Despite the bitter fights over health care during the Bill Clinton era, the advent of drug benefits for seniors under Bush and Medicare Advantage, and the ACA during Obama’s Presidency, underpinning our health care system was a consensus that corporate power was good. Both sides adopted the ideological goal of eliminating the power of the clinician and the patient, and to move that power to middlemen, who could often control the situation through various forms of pricing choices, like prior authorization or hidden rebates.

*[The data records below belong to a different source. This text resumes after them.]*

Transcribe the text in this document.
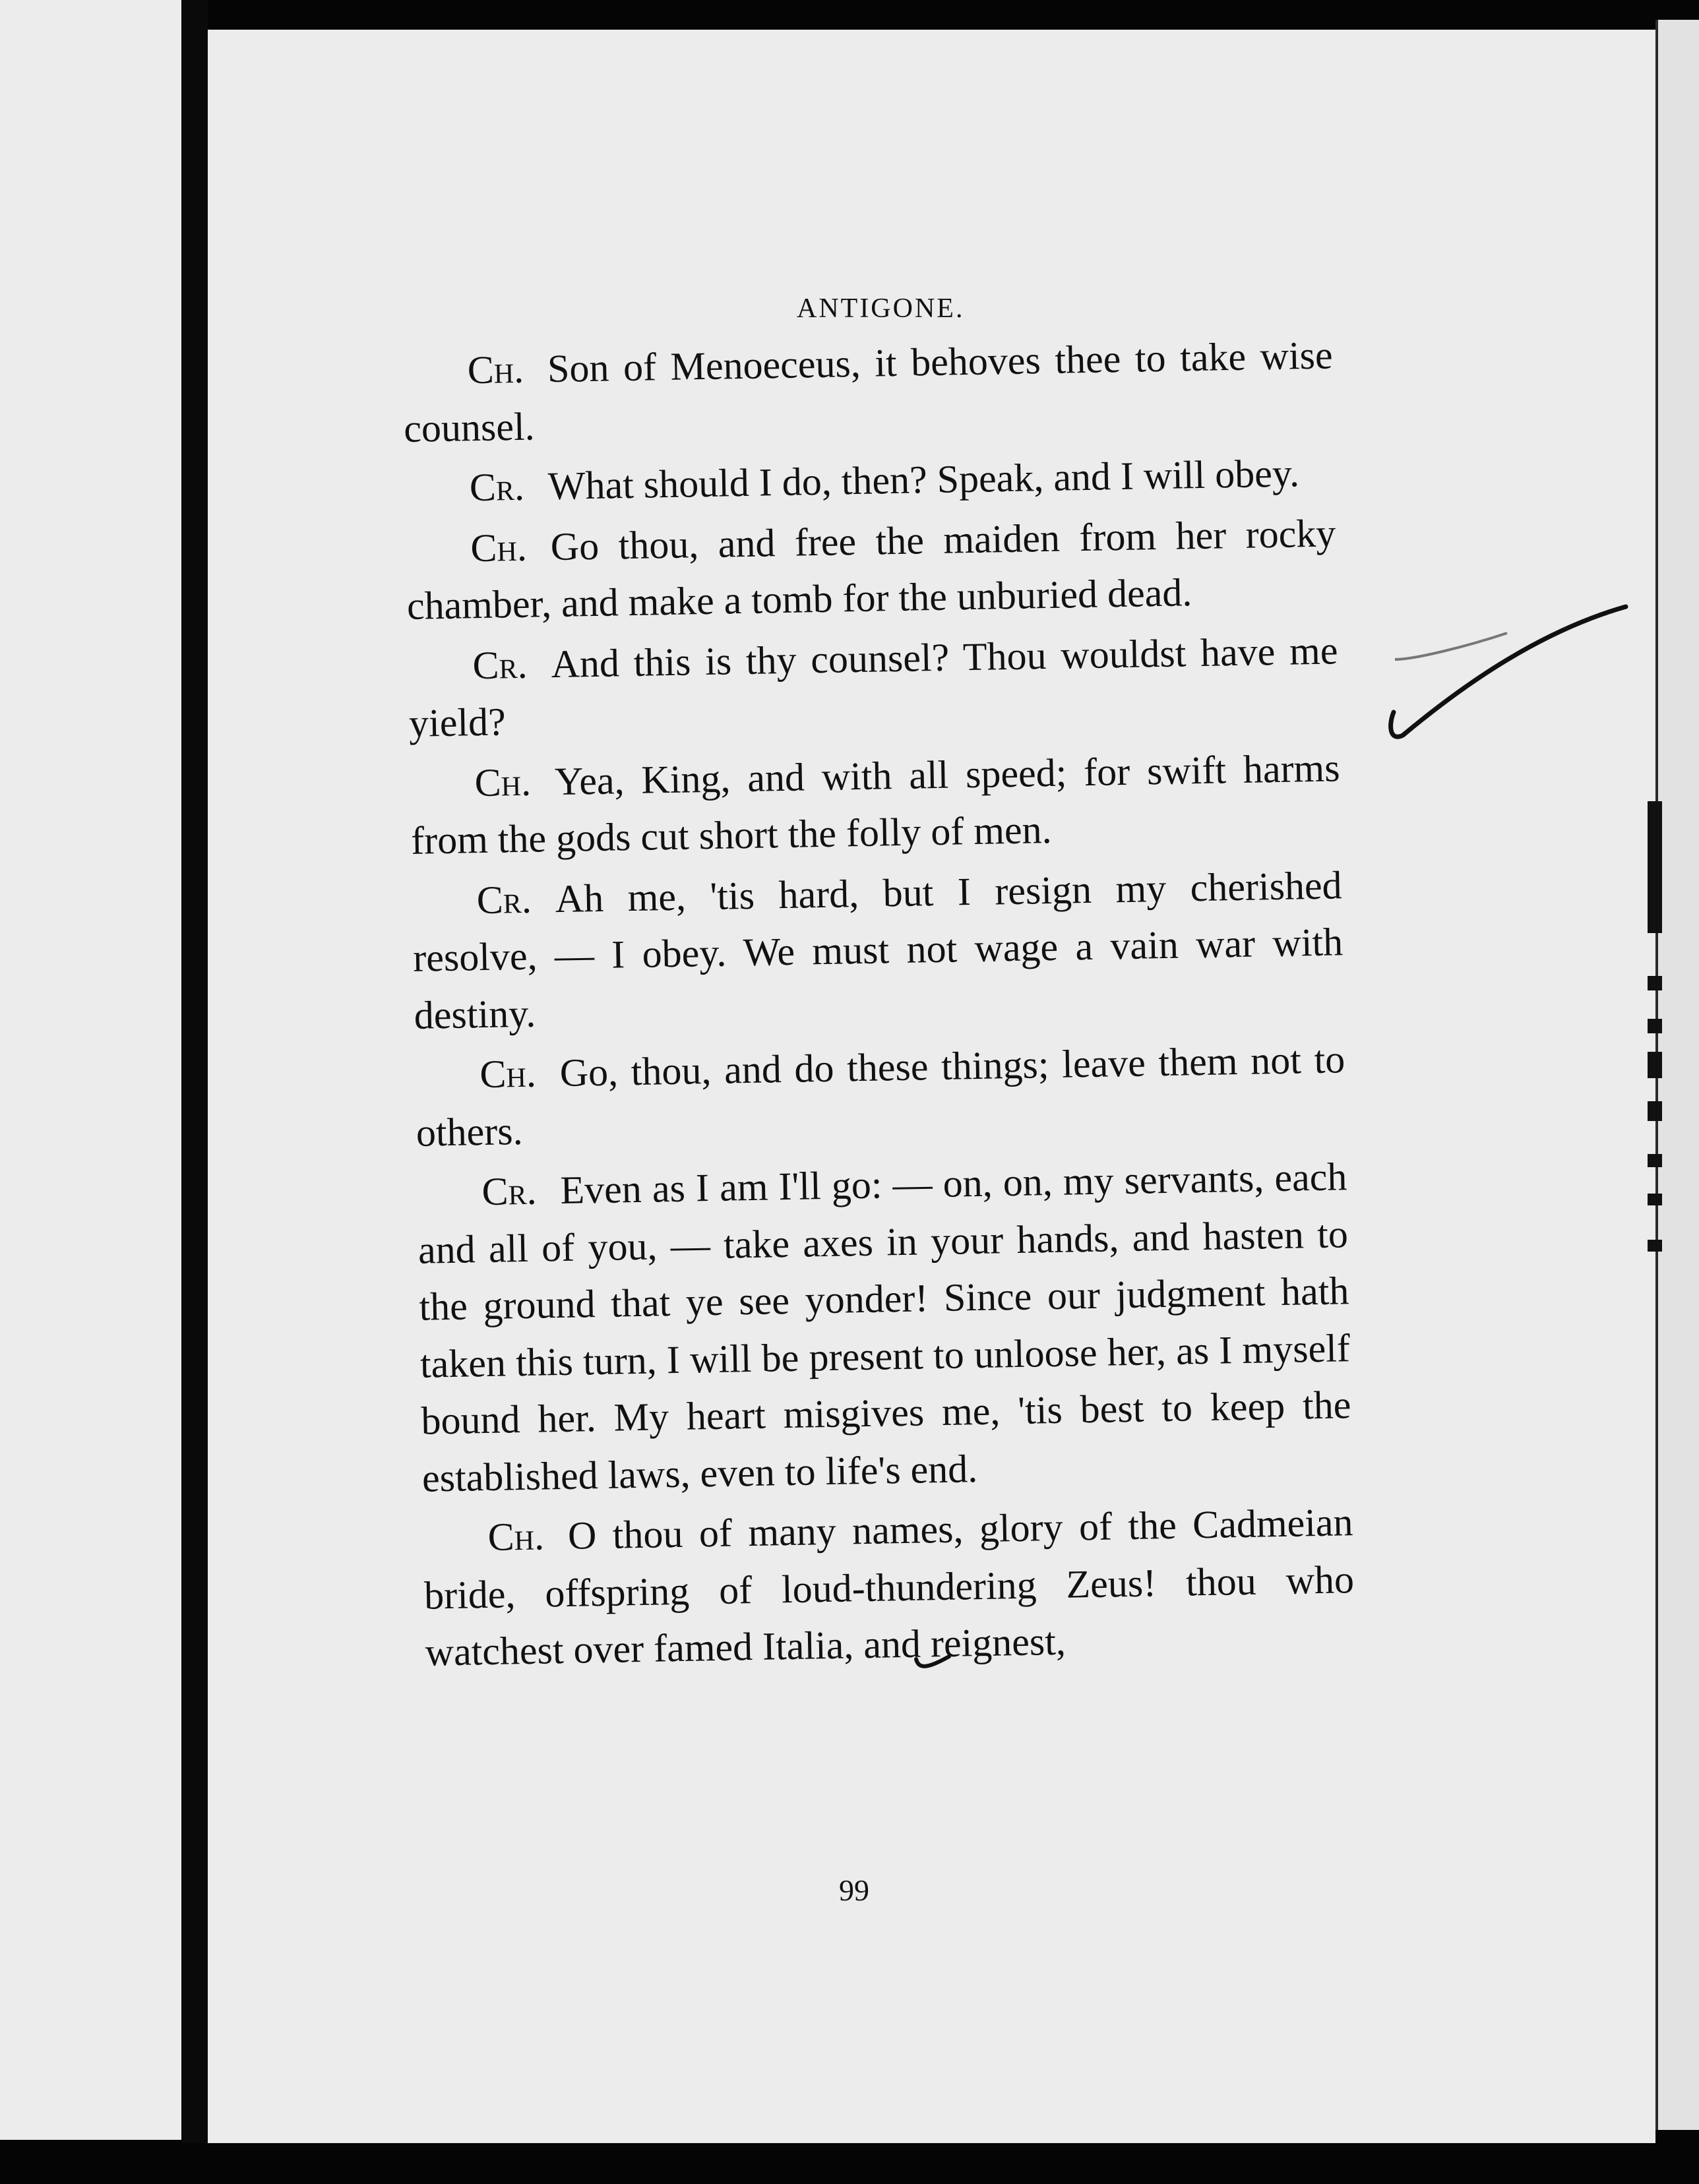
ANTIGONE.

Ch. Son of Menoeceus, it behoves thee to take wise counsel.

Cr. What should I do, then? Speak, and I will obey.

Ch. Go thou, and free the maiden from her rocky chamber, and make a tomb for the unburied dead.

Cr. And this is thy counsel? Thou wouldst have me yield?

Ch. Yea, King, and with all speed; for swift harms from the gods cut short the folly of men.

Cr. Ah me, 'tis hard, but I resign my cherished resolve, — I obey. We must not wage a vain war with destiny.

Ch. Go, thou, and do these things; leave them not to others.

Cr. Even as I am I'll go: — on, on, my servants, each and all of you, — take axes in your hands, and hasten to the ground that ye see yonder! Since our judgment hath taken this turn, I will be present to unloose her, as I myself bound her. My heart misgives me, 'tis best to keep the established laws, even to life's end.

Ch. O thou of many names, glory of the Cadmeian bride, offspring of loud-thundering Zeus! thou who watchest over famed Italia, and reignest,

99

I did a story about what happened when Ohio eliminated CVS Caremark and UnitedHealth, from running its drug benefit system for Medicaid. It turns out, the state saved $140 million over two years, even as dispensing fees to pharmacies increased by 1200% on average, and the program got better, with patients able to access 99% of pharmacies. Corporate waste is the main problem in health care.
Other states have also done something like this, with similar success. Abroad, the Japanese run a high quality cheap system. They do not have Medicare for all, there are lots of health insurers. But their government has a list of all treatments with a price next to each treatment. That’s the price. There’s no billing department to fight with other billing departments, there are no quality surveys to give bonus payments to hospitals, no random arbitration firms over price. The price is the price. It’s not like the U.S., where the same procedure or drug could have thousands of different permutations, depending on the insurer, hospital system, physician, and so forth. We could do what Japan does - Medicare has a price list. Just do Medicare prices for all, as Phil Longman keeps suggesting.
Getting rid of corporate power in medicine works.